By Shayna Brouker • Published: June 6th, 2016
Category: Health in a Heartbeat

If you want to make better decisions, don’t sweat the small stuff. Really. A study published recently in the journal Cell Press found that those suffering from anxiety lack clear judgment. That is, they perceive non-threatening things as dangerous and tend to blow things out of proportion. For example, an anxious person might feel like a bad parent for being late to pick up their child at school.

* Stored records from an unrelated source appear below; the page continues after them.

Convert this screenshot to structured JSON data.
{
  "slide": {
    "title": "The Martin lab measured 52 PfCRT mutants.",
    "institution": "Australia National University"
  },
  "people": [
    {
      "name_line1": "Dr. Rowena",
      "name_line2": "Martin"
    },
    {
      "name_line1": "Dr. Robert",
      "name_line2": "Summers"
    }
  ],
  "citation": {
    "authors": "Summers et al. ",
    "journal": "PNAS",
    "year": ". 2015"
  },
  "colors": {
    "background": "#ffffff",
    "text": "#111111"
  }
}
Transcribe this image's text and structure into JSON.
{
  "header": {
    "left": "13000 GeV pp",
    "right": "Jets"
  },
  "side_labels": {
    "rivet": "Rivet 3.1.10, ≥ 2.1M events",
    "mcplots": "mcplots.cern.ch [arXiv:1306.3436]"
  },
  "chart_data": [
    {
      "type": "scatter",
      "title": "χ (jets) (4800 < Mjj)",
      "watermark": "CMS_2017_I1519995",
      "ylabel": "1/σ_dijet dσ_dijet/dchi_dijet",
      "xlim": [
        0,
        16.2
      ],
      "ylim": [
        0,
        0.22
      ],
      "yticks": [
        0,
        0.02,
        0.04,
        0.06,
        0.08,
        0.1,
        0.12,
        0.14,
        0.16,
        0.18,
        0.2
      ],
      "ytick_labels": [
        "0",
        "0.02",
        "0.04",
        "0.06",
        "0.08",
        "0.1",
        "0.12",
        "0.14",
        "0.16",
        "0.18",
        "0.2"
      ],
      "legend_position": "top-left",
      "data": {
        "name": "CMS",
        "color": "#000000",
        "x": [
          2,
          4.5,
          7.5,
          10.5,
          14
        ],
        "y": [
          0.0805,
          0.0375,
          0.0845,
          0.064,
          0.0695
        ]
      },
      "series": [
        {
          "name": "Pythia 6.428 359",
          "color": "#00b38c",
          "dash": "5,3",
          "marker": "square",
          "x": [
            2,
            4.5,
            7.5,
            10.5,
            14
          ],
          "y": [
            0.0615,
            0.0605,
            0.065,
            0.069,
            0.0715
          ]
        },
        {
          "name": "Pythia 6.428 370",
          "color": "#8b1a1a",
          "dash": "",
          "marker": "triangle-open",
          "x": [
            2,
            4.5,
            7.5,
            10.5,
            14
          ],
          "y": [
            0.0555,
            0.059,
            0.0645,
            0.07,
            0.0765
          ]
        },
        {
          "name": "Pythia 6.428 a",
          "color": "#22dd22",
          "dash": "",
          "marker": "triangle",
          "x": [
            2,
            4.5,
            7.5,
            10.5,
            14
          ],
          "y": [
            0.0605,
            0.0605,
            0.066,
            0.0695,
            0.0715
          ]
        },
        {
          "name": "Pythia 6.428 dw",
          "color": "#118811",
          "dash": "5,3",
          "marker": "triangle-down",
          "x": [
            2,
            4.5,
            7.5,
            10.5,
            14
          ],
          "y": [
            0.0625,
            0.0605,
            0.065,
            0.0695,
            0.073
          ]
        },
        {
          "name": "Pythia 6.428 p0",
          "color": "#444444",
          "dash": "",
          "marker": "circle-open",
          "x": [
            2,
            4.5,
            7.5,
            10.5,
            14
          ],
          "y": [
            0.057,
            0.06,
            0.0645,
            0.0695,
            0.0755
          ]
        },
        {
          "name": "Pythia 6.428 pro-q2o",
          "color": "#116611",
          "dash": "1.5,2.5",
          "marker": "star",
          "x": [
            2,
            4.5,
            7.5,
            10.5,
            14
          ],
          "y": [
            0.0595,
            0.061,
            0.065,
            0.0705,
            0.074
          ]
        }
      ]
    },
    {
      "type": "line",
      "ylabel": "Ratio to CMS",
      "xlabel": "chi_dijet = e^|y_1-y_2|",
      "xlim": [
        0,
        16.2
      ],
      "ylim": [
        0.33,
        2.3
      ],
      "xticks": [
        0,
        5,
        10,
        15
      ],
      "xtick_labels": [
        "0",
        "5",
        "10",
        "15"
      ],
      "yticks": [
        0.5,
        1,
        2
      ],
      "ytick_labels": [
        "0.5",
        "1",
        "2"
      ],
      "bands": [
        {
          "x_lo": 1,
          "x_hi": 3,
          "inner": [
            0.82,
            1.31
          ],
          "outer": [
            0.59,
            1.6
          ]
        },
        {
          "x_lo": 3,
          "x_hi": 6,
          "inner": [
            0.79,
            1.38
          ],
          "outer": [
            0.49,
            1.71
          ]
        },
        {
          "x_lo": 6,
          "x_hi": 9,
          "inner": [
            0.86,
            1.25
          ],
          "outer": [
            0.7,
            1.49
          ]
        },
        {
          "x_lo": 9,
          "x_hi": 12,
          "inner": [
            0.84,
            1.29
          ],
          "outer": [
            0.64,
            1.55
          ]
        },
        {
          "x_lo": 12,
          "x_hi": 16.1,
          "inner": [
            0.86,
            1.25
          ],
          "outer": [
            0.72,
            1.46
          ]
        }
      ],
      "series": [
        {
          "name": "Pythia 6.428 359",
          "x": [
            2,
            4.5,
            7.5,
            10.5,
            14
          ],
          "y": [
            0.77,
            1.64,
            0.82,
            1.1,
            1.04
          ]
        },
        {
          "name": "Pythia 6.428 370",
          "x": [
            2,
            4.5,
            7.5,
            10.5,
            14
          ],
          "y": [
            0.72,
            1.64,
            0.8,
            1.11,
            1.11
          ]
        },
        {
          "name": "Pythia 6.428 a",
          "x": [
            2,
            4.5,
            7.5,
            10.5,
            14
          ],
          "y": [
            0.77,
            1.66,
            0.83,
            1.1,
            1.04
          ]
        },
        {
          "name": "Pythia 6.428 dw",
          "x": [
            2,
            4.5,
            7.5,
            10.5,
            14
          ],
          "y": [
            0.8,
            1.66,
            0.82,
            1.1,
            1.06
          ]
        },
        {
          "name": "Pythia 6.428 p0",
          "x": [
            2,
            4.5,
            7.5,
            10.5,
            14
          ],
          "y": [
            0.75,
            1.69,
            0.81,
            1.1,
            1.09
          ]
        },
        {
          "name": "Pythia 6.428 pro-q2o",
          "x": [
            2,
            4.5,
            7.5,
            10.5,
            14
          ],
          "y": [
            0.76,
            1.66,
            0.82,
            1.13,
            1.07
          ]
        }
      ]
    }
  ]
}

Neurobiology researchers in Israel came to this conclusion by asking people with and without anxiety to link three different tones with one of three outcomes: losing money, winning money or no change at all. Then they played one of 15 tones and asked the participants if they had heard it before. Guessing correctly resulted in winning money while guessing incorrectly lost them money.

Those suffering from anxiety were more likely than their calmer peers to imagine they’d heard the sound before. They also showed more activity in the part of the brain that processes fear.

So what’s a nervous Nelly to do? The researchers suggested harnessing anxiety to make good rather than poor decisions. Remind yourself that anxiety comes with trying times, but that you can handle it. Let it motivate you to tackle a tough problem.

But if anxiety is crippling you, it’s time to get help. Feeling panicked and afraid, experiencing shortness of breath, nausea, dry mouth and dizziness are all signs of anxiety in need of treatment. Anxiety can be treated by a combination of drug therapy, psychotherapy and cognitive-behavioral therapy. Those methods and simple relaxation techniques can help you get a handle on stress — and better decisions.